Quand on parle de la Politique Agricole Commune (PAC), on pense forcément aux agriculteurs qui touchent l'aide de Bruxelles. Des subventions, la plupart du temps bienvenues pour favoriser l'élevage, la modernisation des exploitations ou encore l'installation de nouveaux agriculteurs. Chaque année, le Ministère de l'Agriculture publie la liste des allocataires, ainsi que les montants qu'ils perçoivent (site Telepac du Ministère de l'Agriculture, accessible par tous). En 2019, la somme de
77 068 728 millions a été allouée au département des Hautes-Pyrénées.
L'occasion de rappeler que la PAC est bâtie sur
deux piliers. Le premier, le plus important, environ deux tiers des dépenses concerne les aides directes et porte les mesures de soutien aux marchés et aux revenus des exploitants agricoles. Dans ce premier pilier, La PAC comprend aussi le programme en faveur de la consommation de fruits, de légumes et de lait à l'école. Le second a pour objectif de soutenir le développement des zones rurales de l'Union Européenne.
Les aides européennes apportent aussi un soutien aux investissements physiques. Il bénéficie certes aux CUMA (Coopératives d'Utilisation de Matériels Agricole), mais pas uniquement. La PAC prévoit également des mesures spécifiques dans le cadre de l'Organisation commune des marchés (OCM) vitivinicole.
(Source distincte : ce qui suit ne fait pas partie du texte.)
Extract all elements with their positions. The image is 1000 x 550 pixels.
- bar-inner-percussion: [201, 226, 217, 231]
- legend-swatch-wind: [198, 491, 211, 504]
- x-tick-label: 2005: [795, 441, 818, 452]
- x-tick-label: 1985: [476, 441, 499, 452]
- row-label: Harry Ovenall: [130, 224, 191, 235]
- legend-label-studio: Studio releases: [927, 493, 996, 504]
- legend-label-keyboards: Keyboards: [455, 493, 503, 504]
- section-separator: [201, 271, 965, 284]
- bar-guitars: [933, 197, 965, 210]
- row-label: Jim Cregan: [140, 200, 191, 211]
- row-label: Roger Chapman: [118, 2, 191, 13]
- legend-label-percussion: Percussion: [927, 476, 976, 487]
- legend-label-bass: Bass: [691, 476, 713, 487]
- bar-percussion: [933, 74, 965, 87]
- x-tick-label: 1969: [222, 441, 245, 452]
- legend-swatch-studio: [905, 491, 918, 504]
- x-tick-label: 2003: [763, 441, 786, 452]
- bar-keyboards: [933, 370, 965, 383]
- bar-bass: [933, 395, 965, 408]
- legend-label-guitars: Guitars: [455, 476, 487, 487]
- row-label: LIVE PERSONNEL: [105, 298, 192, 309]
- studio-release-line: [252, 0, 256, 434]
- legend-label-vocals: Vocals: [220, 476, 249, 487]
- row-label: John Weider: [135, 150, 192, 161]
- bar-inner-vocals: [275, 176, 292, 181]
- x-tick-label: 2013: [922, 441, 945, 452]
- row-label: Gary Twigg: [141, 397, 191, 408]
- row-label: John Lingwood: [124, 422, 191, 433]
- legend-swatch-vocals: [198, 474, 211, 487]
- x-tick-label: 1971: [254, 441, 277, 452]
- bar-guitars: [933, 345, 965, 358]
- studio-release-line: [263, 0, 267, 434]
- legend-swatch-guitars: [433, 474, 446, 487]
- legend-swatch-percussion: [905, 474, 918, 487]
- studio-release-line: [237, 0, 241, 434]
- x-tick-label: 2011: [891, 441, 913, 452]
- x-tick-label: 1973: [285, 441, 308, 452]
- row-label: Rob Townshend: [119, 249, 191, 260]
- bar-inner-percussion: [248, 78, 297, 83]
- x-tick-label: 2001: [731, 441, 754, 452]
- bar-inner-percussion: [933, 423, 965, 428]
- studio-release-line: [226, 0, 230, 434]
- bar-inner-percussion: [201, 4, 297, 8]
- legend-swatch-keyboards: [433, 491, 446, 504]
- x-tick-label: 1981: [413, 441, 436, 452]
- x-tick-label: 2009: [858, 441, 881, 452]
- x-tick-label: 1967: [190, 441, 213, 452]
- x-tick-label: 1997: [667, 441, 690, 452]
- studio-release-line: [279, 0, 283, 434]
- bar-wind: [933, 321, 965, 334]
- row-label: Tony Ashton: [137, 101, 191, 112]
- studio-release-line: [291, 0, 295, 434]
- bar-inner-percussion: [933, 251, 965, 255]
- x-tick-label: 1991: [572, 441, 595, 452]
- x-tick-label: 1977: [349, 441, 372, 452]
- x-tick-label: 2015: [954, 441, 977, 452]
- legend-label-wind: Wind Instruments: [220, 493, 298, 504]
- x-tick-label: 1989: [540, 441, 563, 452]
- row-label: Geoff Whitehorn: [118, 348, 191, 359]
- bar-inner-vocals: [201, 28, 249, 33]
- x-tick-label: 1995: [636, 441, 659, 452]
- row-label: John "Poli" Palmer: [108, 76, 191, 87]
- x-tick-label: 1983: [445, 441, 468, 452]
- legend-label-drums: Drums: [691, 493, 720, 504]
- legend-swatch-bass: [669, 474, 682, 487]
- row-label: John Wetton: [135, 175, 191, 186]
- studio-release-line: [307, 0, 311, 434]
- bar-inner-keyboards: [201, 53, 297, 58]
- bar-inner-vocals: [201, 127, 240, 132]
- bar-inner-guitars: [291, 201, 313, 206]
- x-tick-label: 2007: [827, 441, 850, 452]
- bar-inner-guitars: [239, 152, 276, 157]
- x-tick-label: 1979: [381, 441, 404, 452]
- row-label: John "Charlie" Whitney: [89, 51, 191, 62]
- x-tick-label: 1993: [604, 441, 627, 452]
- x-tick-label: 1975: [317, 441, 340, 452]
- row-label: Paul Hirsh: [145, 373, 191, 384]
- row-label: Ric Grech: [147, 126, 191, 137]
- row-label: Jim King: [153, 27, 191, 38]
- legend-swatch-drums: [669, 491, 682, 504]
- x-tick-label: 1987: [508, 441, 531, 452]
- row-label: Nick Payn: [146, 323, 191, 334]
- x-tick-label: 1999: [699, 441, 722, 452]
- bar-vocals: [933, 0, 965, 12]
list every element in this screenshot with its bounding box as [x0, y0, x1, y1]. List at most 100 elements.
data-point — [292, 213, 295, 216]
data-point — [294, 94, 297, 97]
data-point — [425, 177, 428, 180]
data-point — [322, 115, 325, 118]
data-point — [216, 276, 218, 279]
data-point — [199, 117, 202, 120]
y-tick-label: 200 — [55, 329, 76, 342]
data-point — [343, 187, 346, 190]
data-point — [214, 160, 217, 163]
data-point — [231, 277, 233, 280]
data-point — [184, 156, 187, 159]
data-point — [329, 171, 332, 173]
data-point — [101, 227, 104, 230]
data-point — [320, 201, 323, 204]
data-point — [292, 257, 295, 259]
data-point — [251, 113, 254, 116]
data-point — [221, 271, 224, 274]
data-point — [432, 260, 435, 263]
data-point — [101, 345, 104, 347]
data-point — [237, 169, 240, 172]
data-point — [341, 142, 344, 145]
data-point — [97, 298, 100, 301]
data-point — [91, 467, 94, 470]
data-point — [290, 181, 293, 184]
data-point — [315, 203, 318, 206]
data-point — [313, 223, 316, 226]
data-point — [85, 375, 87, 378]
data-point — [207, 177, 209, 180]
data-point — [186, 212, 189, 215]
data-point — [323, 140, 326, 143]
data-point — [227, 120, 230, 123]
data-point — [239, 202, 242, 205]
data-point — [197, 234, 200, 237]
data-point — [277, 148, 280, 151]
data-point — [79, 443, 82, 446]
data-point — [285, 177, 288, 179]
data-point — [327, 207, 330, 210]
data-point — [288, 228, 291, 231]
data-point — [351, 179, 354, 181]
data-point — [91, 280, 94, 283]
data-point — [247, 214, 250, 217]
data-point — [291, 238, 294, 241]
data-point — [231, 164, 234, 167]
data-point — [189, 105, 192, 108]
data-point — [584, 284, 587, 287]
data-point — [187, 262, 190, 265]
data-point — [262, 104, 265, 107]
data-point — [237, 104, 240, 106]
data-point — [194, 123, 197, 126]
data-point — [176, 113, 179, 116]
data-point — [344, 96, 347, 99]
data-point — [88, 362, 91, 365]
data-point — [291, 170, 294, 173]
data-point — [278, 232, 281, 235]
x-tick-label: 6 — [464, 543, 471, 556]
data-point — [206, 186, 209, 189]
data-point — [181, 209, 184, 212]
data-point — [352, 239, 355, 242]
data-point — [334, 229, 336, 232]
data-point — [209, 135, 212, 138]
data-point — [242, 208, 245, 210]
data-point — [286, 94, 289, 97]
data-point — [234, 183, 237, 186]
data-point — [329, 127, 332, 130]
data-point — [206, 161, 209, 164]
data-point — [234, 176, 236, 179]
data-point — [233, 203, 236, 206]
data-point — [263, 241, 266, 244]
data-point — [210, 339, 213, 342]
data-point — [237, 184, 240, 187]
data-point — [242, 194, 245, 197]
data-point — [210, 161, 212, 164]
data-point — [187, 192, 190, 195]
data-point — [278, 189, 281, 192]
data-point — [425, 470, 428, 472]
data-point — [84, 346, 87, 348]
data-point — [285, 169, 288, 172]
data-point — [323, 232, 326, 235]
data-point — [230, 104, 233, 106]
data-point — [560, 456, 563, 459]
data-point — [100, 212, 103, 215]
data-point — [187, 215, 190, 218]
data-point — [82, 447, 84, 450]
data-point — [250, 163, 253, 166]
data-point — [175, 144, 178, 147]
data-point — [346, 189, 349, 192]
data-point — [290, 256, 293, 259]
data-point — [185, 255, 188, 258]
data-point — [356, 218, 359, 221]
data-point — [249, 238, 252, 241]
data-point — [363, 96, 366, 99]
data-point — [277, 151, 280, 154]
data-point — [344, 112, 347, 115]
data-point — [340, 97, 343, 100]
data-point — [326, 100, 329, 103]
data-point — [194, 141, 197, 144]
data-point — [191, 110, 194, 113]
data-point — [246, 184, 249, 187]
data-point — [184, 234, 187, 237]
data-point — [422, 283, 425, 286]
Les choses sont très compliquées déplore un député européen, car «
la complexité des aides communutaires est doublée par la surcomplexité des règles françaises». Par ailleurs, la crise sanitaire a mis davantage en évidence la nécessité d'engager l'alimentation, l'agriculture ou l'élevage dans une dynamique de changements et de reconquête. Cette crise a d'ailleurs mis en évidence notre dépendance aux importations pour de nombreux produits. Un sénateur précisait récemment à ce sujet
:«
Si la France est la première puissance agricole européenne avec un chiffre d'affaires de 72,5 milliards d'euros (référence 2018) et si elle porte fièrement la médaille d'or européenne pour la production de céréales, de vins et spiritueux et de pomme de terre, sa surface agricole ne cesse de diminuer.
Nous importons également près de 50% de fruits et légumes, à des prix inférieurs à nos productions. Il faut se donner les moyens de produire en France.»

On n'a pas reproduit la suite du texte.